Create a Grok Pattern

Overview

Java Grok exists to help you do fancier pattern matching with less effort. Grok lets you build (or use existing) sets of named regular expressions and then helps you use them to match strings.

The goal is to bring more semantics to regular expressions and allow you to express ideas rather than syntax. Further, it lets you bring "Don't Repeat Yourself" philosophy to pattern matching, log analysis, etc, by leveraging existing patterns against new data.

As an example, look at this sample log. What do you see?

Nov  1 21:14:23 scorn kernel: pid 84558 (expect), uid 30206: exited on signal 3

In order, your brain reads a timestamp, a hostname, a process or other identifying name, a number, a program name, a uid, and an exit message. You might represent this in words as:

TIMESTAMP HOST PROGRAM: pid NUMBER (PROGRAM), uid NUMBER: exited on signal NUMBER

All of these can be represented by regular expressions. Grok comes with a bunch of pre-defined patterns to make getting started easier, including syslog patterns that help with the above. In grok, this pattern looks like:

%{SYSLOGBASE} pid %{NUMBER:pid} \(%{WORD:program}\), uid %{NUMBER:uid}: exited on signal %{NUMBER:signal}

All of the base grok patterns are in uppercase for style consistency. Each thing in %{} is evaluated and replaced with the regular expression it represents.

Given that you may have multiple patterns with the same name, like NUMBER above, you can tag individual patterns with an additional name (like 'pid' or 'program' above) to make later inspection easier.

You will never again have to count parentheses to figure out what capture group number you need.
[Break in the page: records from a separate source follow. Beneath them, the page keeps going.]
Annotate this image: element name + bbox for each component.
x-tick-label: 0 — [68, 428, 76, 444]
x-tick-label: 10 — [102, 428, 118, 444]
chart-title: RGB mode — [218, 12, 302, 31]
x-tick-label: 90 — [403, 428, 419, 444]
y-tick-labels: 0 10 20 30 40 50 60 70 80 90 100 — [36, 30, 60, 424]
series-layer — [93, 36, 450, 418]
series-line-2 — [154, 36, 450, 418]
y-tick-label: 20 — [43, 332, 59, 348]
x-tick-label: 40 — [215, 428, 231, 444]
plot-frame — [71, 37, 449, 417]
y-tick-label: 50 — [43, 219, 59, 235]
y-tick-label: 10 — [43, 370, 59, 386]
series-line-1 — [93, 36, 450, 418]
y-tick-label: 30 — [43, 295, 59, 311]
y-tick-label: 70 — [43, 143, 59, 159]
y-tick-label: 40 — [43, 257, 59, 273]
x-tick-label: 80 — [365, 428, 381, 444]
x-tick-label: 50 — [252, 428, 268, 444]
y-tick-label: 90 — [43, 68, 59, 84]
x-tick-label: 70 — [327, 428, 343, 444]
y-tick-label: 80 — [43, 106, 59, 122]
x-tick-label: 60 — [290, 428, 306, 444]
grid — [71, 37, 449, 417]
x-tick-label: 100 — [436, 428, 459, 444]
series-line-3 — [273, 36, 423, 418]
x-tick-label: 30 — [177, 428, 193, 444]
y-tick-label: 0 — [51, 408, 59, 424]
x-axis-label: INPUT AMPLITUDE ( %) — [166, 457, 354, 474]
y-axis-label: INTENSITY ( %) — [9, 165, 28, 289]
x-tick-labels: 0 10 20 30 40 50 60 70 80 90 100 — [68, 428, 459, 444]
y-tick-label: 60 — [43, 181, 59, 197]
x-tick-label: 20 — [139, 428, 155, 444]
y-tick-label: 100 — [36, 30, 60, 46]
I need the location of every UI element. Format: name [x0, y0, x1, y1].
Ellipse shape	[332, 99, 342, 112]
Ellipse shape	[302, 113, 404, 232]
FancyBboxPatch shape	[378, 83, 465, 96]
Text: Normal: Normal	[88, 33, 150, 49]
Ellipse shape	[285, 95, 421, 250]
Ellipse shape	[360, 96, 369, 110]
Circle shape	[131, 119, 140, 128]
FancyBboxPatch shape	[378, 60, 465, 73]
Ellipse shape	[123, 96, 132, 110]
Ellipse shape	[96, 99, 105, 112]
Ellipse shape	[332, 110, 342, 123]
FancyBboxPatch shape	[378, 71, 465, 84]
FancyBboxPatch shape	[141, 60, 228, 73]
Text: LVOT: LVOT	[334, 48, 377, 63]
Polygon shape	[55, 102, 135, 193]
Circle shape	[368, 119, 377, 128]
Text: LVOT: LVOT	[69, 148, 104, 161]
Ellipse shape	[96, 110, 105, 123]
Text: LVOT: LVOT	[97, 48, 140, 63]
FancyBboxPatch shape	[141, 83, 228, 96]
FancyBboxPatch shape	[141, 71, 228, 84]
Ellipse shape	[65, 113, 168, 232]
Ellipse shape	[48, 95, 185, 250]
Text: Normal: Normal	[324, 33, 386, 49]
You can also nest patterns. SYSLOGBASE is a good example. SYSLOGBASE is actually:

%{SYSLOGDATE} (?:%{SYSLOGFACILITY} )?%{IPORHOST:logsource} %{SYSLOGPROG}

SYSLOGDATE and SYSLOGPROG also have nested patterns:

  • SYSLOGPROG = %{PROG}(?:\[%{PID}\])?
  • SYSLOGDATE = %{MONTH} +%{MONTHDAY} %{TIME}
  • MONTH = \b(?:Jan(?:uary)?|Feb(?:ruary)?|Mar(?:ch) ...
  • etc ...

This means anything matching %{SYSLOGDATE} will have all of the nested pattern names accessible as captures. For example, if you wanted to grab the MONTH value from the pattern match, that's trivial.

What's in a %{name}?

Any named pattern in your capture

If your pattern was %{FOO}, you can access the captured value as %{FOO} in your reaction.

If there are multiple %{FOO} patterns in your match, the first %{FOO} is given in the reaction.

Any subname

If your pattern was '%{FOO:bar}' you can access the value with this shorthand '%{bar}' - or you can use the full name '%{FOO:bar}'

Specifying patterns, or %{name}

In grok patterns, you specify a named pattern with %{name}, where 'name' is the name of your pattern. Grok comes with a handful of patterns already defined in the Grok Pattern file.

Rename %{name}

With Grok you have the ability to rename patterns with the following syntax %{name:semantic}

Example

// Get an instance of grok
Grok grok = Grok.EMPTY;

// add a pattern to grok
grok.addPattern("foo", "\\w+");

// compile and add semantic
grok.compile("%{"foo:bar"}");

// Match with some log
Match m = grok.match("hello");
m.capture();

// Print
System.out.println(m.toMap());
// Then the output should be
// {bar=hello}